A África do Sul é considerada um país em desenvolvimento, tem o 2º maior PIB do Continente Africano, só perdendo para a Nigéria e faz parte do BRICS. Há casas, ruas, lojas, escolas, shopping, museus, hospitais, igrejas (a Igreja Universal também está presente na África do Sul) e casas noturnas de altíssimo padrão, como também há bolsões de pobreza, alto índice de criminalidade e desigualdade social. Há uma enorme quantidade de estrangeiros africanos de outras partes do continente. Há muitos estrangeiros que vão para estudar, ou em busca de melhores condições de vida e trabalho. Como a taxa de desemprego não é baixa, a procura por emprego entre sul africanos e estrangeiros acaba caminhando para uma disputa que se transforma em xenofobia.
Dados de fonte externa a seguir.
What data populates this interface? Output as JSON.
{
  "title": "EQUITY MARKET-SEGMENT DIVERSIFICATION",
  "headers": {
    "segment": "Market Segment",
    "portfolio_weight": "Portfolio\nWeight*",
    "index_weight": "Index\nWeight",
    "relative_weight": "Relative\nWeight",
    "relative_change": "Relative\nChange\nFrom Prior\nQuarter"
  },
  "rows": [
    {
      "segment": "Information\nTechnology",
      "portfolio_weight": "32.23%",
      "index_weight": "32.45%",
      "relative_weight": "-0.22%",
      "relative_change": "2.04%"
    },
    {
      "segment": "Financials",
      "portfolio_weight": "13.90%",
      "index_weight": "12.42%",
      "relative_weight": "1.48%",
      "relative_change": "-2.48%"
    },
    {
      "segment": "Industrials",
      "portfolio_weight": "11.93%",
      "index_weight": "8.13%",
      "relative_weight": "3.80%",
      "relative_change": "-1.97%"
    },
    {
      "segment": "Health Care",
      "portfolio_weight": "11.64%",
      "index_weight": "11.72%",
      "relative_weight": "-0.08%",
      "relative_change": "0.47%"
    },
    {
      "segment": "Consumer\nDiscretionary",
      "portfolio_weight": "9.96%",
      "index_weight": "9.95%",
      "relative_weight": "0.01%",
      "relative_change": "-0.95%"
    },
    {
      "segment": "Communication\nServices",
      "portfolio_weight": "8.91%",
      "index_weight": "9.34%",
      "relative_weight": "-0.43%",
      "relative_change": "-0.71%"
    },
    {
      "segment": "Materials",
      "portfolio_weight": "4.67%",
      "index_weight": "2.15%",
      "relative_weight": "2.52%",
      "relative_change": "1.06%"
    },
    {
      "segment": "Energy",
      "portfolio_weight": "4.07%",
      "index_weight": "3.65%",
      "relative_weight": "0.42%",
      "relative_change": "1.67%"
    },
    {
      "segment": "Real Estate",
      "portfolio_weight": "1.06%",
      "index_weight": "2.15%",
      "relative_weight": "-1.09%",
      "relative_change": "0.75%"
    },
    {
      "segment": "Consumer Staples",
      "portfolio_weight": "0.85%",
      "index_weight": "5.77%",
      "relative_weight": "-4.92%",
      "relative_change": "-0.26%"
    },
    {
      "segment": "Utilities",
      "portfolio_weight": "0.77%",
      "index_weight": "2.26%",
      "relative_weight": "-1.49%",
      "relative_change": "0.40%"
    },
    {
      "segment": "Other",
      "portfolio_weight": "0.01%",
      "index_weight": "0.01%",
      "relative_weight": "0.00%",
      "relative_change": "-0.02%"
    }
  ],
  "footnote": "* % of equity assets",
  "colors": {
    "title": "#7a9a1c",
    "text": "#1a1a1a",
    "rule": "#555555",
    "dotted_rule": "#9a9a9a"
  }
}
A mais recente onda de xenofobia ocorreu em março de 2015, deixando 7 mortos e 307 presos[ii]. A divisão entre sul africanos negros e estrangeiros negros está presente na África do Sul. Na escola, todas as vezes que eu perguntava para os estudantes estrangeiros o que eles achavam dos sul africanos as respostas eram sempre as mesmas coisas. Na visão dos estudantes, os sul africanos não são pessoas do bem e muito racistas devido a onda de violência contra estrangeiros negros. Eu perguntava se a onda de violência contra os estrangeiros negros não era uma questão de xenofobia e não racismo, muitos concordavam com minha reflexão, mas teve um jovem angolano que questionou argumentando a seguinte questão: se é apenas xenofobia, como você explica a onda de violência apenas contra estrangeiros negros e não com estrangeiros brancos? Analisando hoje essa questão, entendo que ser apenas preto não subentende que estaremos unidos enquanto povo em lugar algum, pois a escravidão e a colonização nos dividiram e a luta de classes ainda nos divide.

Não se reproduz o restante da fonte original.